CIO&Leader: How is GCPL exploring Agentic AI and autonomous tools, and could 2026 be their breakthrough year?

Vishal Gupta: At GCPL, we see agentic AI and autonomous decision-making tools as the next major leap in unlocking speed, efficiency and scalability. Our approach is to adopt these technologies in a thoughtful and controlled manner with human-in-the-loop.

There are use cases at different stages of evaluation. The use of autonomous agents for end-to-end process orchestration, rather than traditional RPA-based automations, can unlock efficiencies at a massive scale. For example, an AI sales agent can fetch outlet order history, demand forecasts, and distributor inventory, and autonomously initiate a voice/chat conversation with a retailer to place a replenishment order and close the loop by integrating the order with the DMS system.

Agentic AI systems can also augment traditional ML models for demand forecasting, sourcing, and pricing decisions, making them more agile and responsive to changes. Another use case is agentic co-pilots, which act as intelligent assistants that can surface insights, improve decision-making quality, and enable faster responsiveness to shifts in consumer preferences, category trends, or demand patterns.

AI agents can also autonomously monitor the effectiveness of digital media buying or performance marketing spends on E-commerce platforms and recommend corrective actions.

But as we explore the use of agentic and autonomous systems, we are conscious that governance is critical. There needs to be guardrails around responsible and ethical AI, data quality, data protection and privacy to ensure trust and reliability.

Agentic AI represents the next leap, but it must be adopted with humans in the loop and strong ethical, data, and privacy guardrails.

CIO&Leader: Which technology investments will matter most for GCPL in the near term as you balance scale, efficiency, and innovation across diverse markets?

Vishal Gupta: While we have taken significant leaps in our digital transformation journey over the last few years, we firmly believe the most impactful years are ahead of us.

Looking ahead, our key technology focus areas fall into five broad themes:

First, data and AI: We aim to accelerate the adoption of Generative AI to augment traditional ML models across demand forecasting, pricing, and market execution. We will also be expanding the use of AI in product innovation, consumer and market research and content generation.
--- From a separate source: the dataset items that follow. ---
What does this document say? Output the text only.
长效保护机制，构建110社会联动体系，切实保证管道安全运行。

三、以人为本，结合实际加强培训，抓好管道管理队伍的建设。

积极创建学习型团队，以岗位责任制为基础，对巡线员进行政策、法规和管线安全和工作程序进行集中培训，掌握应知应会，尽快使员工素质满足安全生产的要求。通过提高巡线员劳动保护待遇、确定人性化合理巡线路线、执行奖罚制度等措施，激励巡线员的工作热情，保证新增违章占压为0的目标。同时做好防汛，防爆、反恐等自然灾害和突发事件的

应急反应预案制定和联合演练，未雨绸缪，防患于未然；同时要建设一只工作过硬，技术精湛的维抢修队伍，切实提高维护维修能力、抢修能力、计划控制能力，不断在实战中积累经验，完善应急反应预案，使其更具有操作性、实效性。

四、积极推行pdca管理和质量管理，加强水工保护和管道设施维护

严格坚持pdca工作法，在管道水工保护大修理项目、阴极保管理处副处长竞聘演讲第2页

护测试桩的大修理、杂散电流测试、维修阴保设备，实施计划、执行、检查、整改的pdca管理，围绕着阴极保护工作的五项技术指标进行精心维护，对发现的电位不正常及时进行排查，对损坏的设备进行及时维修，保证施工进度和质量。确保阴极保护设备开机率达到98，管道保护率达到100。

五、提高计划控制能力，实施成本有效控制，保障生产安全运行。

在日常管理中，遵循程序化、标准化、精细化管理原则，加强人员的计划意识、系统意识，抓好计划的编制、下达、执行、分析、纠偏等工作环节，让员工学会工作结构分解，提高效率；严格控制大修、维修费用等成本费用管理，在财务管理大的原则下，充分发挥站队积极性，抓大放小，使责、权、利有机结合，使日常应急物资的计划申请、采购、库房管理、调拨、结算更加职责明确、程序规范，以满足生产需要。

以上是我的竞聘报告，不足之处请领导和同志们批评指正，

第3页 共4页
Second, automation at scale: Agentic AI and autonomous systems hold great potential to scale automation and unlock efficiencies.
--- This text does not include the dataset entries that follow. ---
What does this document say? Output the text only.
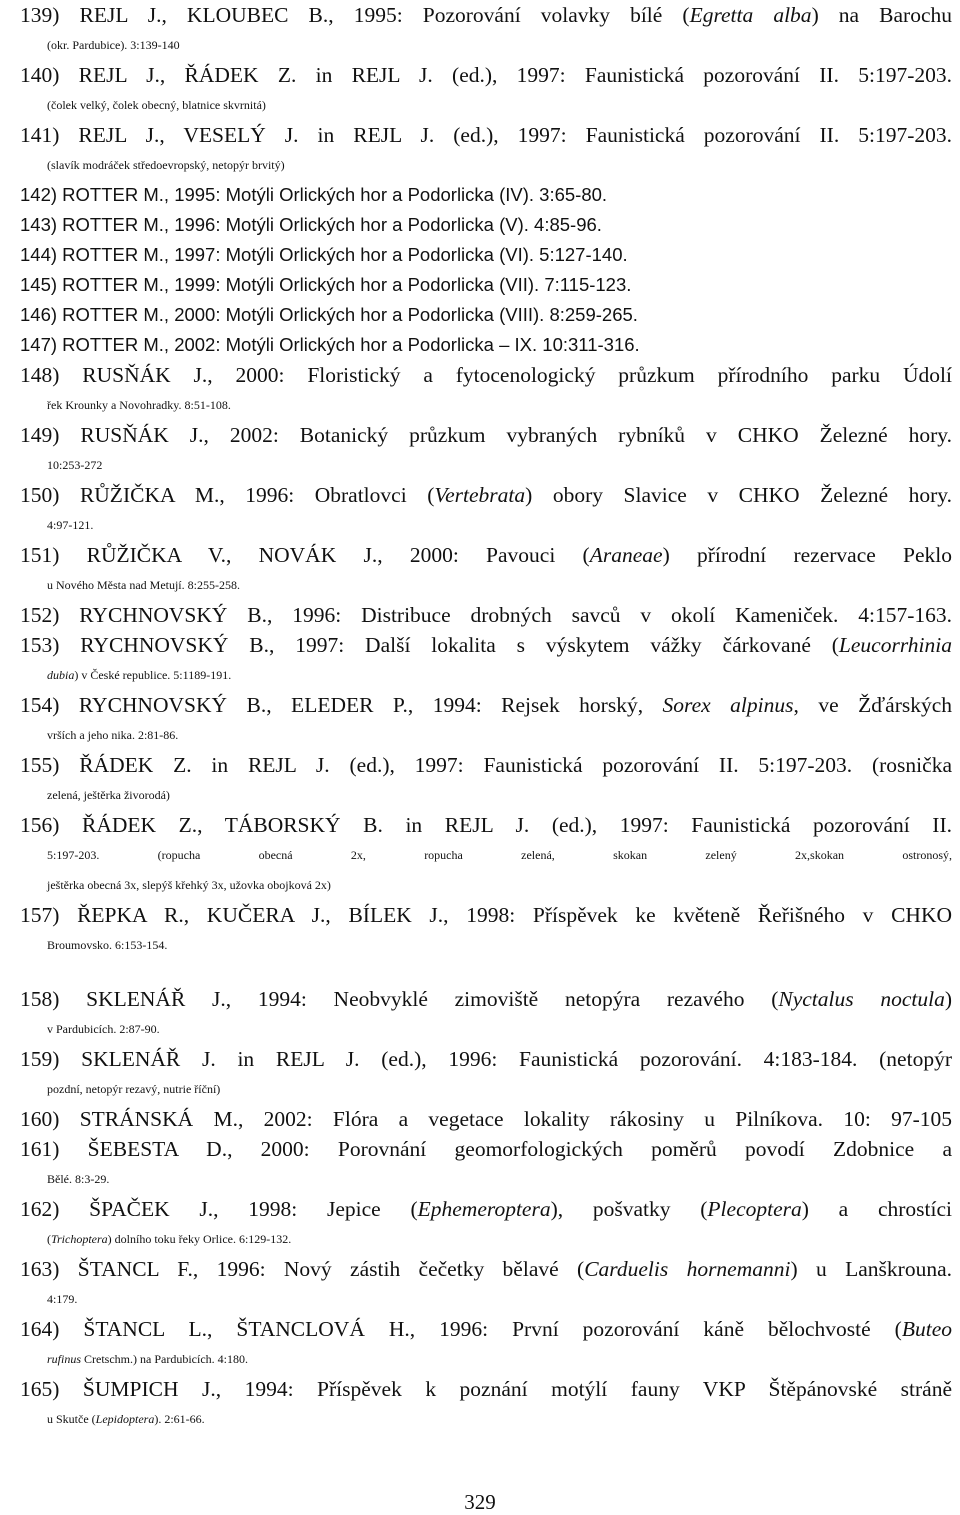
139) REJL J., KLOUBEC B., 1995: Pozorování volavky bílé (Egretta alba) na Barochu
(okr. Pardubice). 3:139-140
140) REJL J., ŘÁDEK Z. in REJL J. (ed.), 1997: Faunistická pozorování II. 5:197-203.
(čolek velký, čolek obecný, blatnice skvrnitá)
141) REJL J., VESELÝ J. in REJL J. (ed.), 1997: Faunistická pozorování II. 5:197-203.
(slavík modráček středoevropský, netopýr brvitý)
142) ROTTER M., 1995: Motýli Orlických hor a Podorlicka (IV). 3:65-80.
143) ROTTER M., 1996: Motýli Orlických hor a Podorlicka (V). 4:85-96.
144) ROTTER M., 1997: Motýli Orlických hor a Podorlicka (VI). 5:127-140.
145) ROTTER M., 1999: Motýli Orlických hor a Podorlicka (VII). 7:115-123.
146) ROTTER M., 2000: Motýli Orlických hor a Podorlicka (VIII). 8:259-265.
147) ROTTER M., 2002: Motýli Orlických hor a Podorlicka – IX. 10:311-316.
148) RUSŇÁK J., 2000: Floristický a fytocenologický průzkum přírodního parku Údolí
řek Krounky a Novohradky. 8:51-108.
149) RUSŇÁK J., 2002: Botanický průzkum vybraných rybníků v CHKO Železné hory.
10:253-272
150) RŮŽIČKA M., 1996: Obratlovci (Vertebrata) obory Slavice v CHKO Železné hory.
4:97-121.
151) RŮŽIČKA V., NOVÁK J., 2000: Pavouci (Araneae) přírodní rezervace Peklo
u Nového Města nad Metují. 8:255-258.
152) RYCHNOVSKÝ B., 1996: Distribuce drobných savců v okolí Kameniček. 4:157-163.
153) RYCHNOVSKÝ B., 1997: Další lokalita s výskytem vážky čárkované (Leucorrhinia
dubia) v České republice. 5:1189-191.
154) RYCHNOVSKÝ B., ELEDER P., 1994: Rejsek horský, Sorex alpinus, ve Žďárských
vrších a jeho nika. 2:81-86.
155) ŘÁDEK Z. in REJL J. (ed.), 1997: Faunistická pozorování II. 5:197-203. (rosnička
zelená, ještěrka živorodá)
156) ŘÁDEK Z., TÁBORSKÝ B. in REJL J. (ed.), 1997: Faunistická pozorování II.
5:197-203. (ropucha obecná 2x, ropucha zelená, skokan zelený 2x,skokan ostronosý,
ještěrka obecná 3x, slepýš křehký 3x, užovka obojková 2x)
157) ŘEPKA R., KUČERA J., BÍLEK J., 1998: Příspěvek ke květeně Řeřišného v CHKO
Broumovsko. 6:153-154.
158) SKLENÁŘ J., 1994: Neobvyklé zimoviště netopýra rezavého (Nyctalus noctula)
v Pardubicích. 2:87-90.
159) SKLENÁŘ J. in REJL J. (ed.), 1996: Faunistická pozorování. 4:183-184. (netopýr
pozdní, netopýr rezavý, nutrie říční)
160) STRÁNSKÁ M., 2002: Flóra a vegetace lokality rákosiny u Pilníkova. 10: 97-105
161) ŠEBESTA D., 2000: Porovnání geomorfologických poměrů povodí Zdobnice a
Bělé. 8:3-29.
162) ŠPAČEK J., 1998: Jepice (Ephemeroptera), pošvatky (Plecoptera) a chrostíci
(Trichoptera) dolního toku řeky Orlice. 6:129-132.
163) ŠTANCL F., 1996: Nový zástih čečetky bělavé (Carduelis hornemanni) u Lanškrouna.
4:179.
164) ŠTANCL L., ŠTANCLOVÁ H., 1996: První pozorování káně bělochvosté (Buteo
rufinus Cretschm.) na Pardubicích. 4:180.
165) ŠUMPICH J., 1994: Příspěvek k poznání motýlí fauny VKP Štěpánovské stráně
u Skutče (Lepidoptera). 2:61-66.
329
Third, sales execution excellence: We continue to invest in sales tech and scale digital platforms, especially in rural and emerging channels like Q commerce.

Fourth, a digitally enabled supply chain and manufacturing footprint: Industry 4.0 capabilities, digital control towers, and innovative planning tools are critical, especially as we scale new greenfield plants.

Finally, data protection and privacy: As digital adoption increases, we are strengthening cybersecurity to ensure trust, compliance, and business continuity. We are also doubling down on controls for how we acquire, process, store, and retain PII data.